Regulating machine learning for healthcare is not much different than regulating traditional medical devices

Recently I came across an article on whether the current FDA regulation for ML in healthcare sufficient. The authors argue that:

The current benchmark for approval requires companies to demonstrate good model performance on a varied data set and in a real-world setting. With no explicit definition of what constitutes reproducible standards, it is no surprise that the current FDA-approved ML algorithms vary considerably by the size of data sets and number of sites

Under the current regulation, once an algorithm is approved, its behavior will remain fixed, defeating the distinguishing advantage of many adaptive algorithms in their ability to learn throughout their life cycle. Its current inflexible state not only reduces its clinical utility but can alarmingly infringe patient safety.

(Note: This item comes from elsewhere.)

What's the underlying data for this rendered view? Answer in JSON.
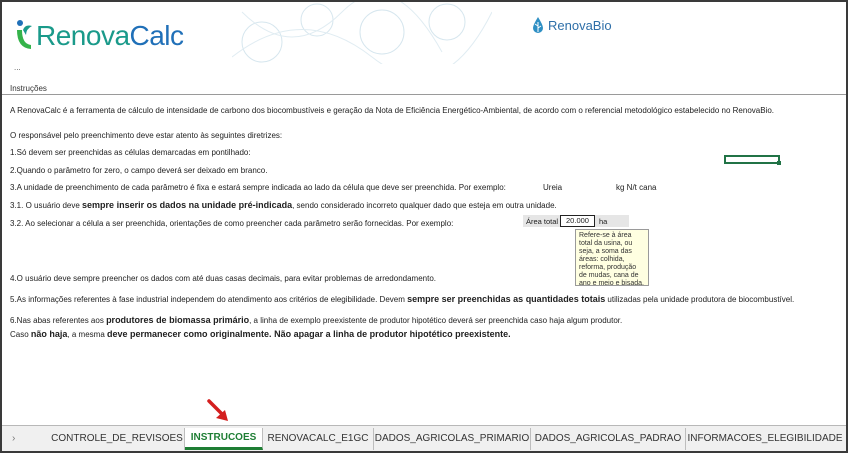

Additionally, the current FDA framework does not regulate the inception of an ML algorithm. As a result, a number of algorithms have been approved, many of similar use cases with varying development sites and data sizes. This can potentially constitute an inefficient use of resources

The authors propose an framework for the evolution of clinical algorithms that mirror training of medical clinicians. Interestingly, as Ashu (Rice ECE faculty) pointed out, this is not unique to ML algorithms, In fact, any medical device that contains a model, regardless of how complex it is, has this issue. The model can be a simple linear regression. All those algorithms are fixed and based on some clinical trial data and could present safety issues. Moreover, a rudimentary model can change over time based on new data. If the FDA has been regulating medical devices and algorithms for years, how is it different to regulating the new generation of ML algorithms? I’m not sure it is much different.